The Collector gives you:
- Fan-out: one SDK config in your service, the Collector routes to multiple backends
- Batching and retry: the Collector handles export failures gracefully; your service just fires and forgets
- Tail-based sampling: you can't make sampling decisions based on full trace data in your service (you only see one span at a time); the Collector can see the full trace and make intelligent decisions — e.g., always keep traces where any span has an error

Deploy the Collector as a DaemonSet or a Deployment in your cluster. The services export to it at otel-collector:4317 (the gRPC OTLP port).

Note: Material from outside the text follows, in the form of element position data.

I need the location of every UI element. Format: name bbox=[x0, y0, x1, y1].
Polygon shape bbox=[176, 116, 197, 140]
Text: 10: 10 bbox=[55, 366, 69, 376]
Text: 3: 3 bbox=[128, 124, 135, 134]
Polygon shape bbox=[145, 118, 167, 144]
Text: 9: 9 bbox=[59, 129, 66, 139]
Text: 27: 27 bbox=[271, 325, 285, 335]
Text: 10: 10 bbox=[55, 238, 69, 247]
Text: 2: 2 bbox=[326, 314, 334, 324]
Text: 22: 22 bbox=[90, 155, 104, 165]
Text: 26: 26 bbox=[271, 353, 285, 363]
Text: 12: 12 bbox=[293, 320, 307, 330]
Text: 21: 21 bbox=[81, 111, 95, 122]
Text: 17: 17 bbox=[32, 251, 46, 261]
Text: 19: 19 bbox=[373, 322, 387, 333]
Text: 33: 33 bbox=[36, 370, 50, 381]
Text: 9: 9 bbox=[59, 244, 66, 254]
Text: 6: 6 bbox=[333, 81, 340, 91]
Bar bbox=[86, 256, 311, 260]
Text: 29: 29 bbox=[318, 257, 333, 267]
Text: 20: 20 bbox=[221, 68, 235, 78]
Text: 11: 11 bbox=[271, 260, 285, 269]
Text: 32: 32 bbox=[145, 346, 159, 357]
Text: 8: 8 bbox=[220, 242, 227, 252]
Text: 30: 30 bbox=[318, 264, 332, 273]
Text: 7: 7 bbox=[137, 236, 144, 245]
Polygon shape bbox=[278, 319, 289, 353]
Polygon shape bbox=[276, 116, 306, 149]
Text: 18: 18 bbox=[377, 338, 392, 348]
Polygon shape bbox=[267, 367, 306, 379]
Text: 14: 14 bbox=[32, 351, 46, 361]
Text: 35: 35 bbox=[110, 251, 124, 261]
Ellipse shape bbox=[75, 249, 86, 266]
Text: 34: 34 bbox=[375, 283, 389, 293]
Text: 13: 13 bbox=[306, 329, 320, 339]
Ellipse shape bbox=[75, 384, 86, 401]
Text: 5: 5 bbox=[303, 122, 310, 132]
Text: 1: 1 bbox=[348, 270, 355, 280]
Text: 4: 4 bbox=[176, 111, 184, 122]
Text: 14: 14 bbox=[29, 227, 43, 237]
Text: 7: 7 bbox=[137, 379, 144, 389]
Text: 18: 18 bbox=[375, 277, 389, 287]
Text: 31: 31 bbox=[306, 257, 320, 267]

Migrating from OpenTracing

If you have existing services using the opentracing-go library, you can migrate incrementally using the bridge:

import (
    otbridge "go.opentelemetry.io/otel/bridge/opentracing"
)

// In your tracer init, after creating tp:
bridgeTracer, wrapperProvider := otbridge.NewTracerPair(tp.Tracer(""))
opentracing.SetGlobalTracer(bridgeTracer)

This makes the OpenTracing global tracer delegate to OTel. Old code using opentracing.StartSpan continues to work and produces OTel spans. You can migrate service by service, removing the bridge and the opentracing-go dependency once a service is fully converted.

Sampling in Production

sdktrace.AlwaysSample() is fine for development and low-volume services. In production with high RPC rates, you want to sample. Two options:

sdktrace.TraceIDRatioBased(0.1) samples 10% of traces based on trace ID. Simple, predictable overhead, but you'll miss low-frequency errors.

Head-based sampling in the service + tail-based sampling in the Collector is the production pattern. Set a high ratio in the service (50-100%), let the Collector apply tail-based sampling to keep error traces and drop routine successful traces.

The migration from OpenTracing was smoother than I expected, mostly because the bridge worked well and the gRPC interceptors handled the hardest part (context propagation) automatically. The bigger win was the OTel Collector replacing a mix of Jaeger clients and custom metrics exporters with a single pipeline.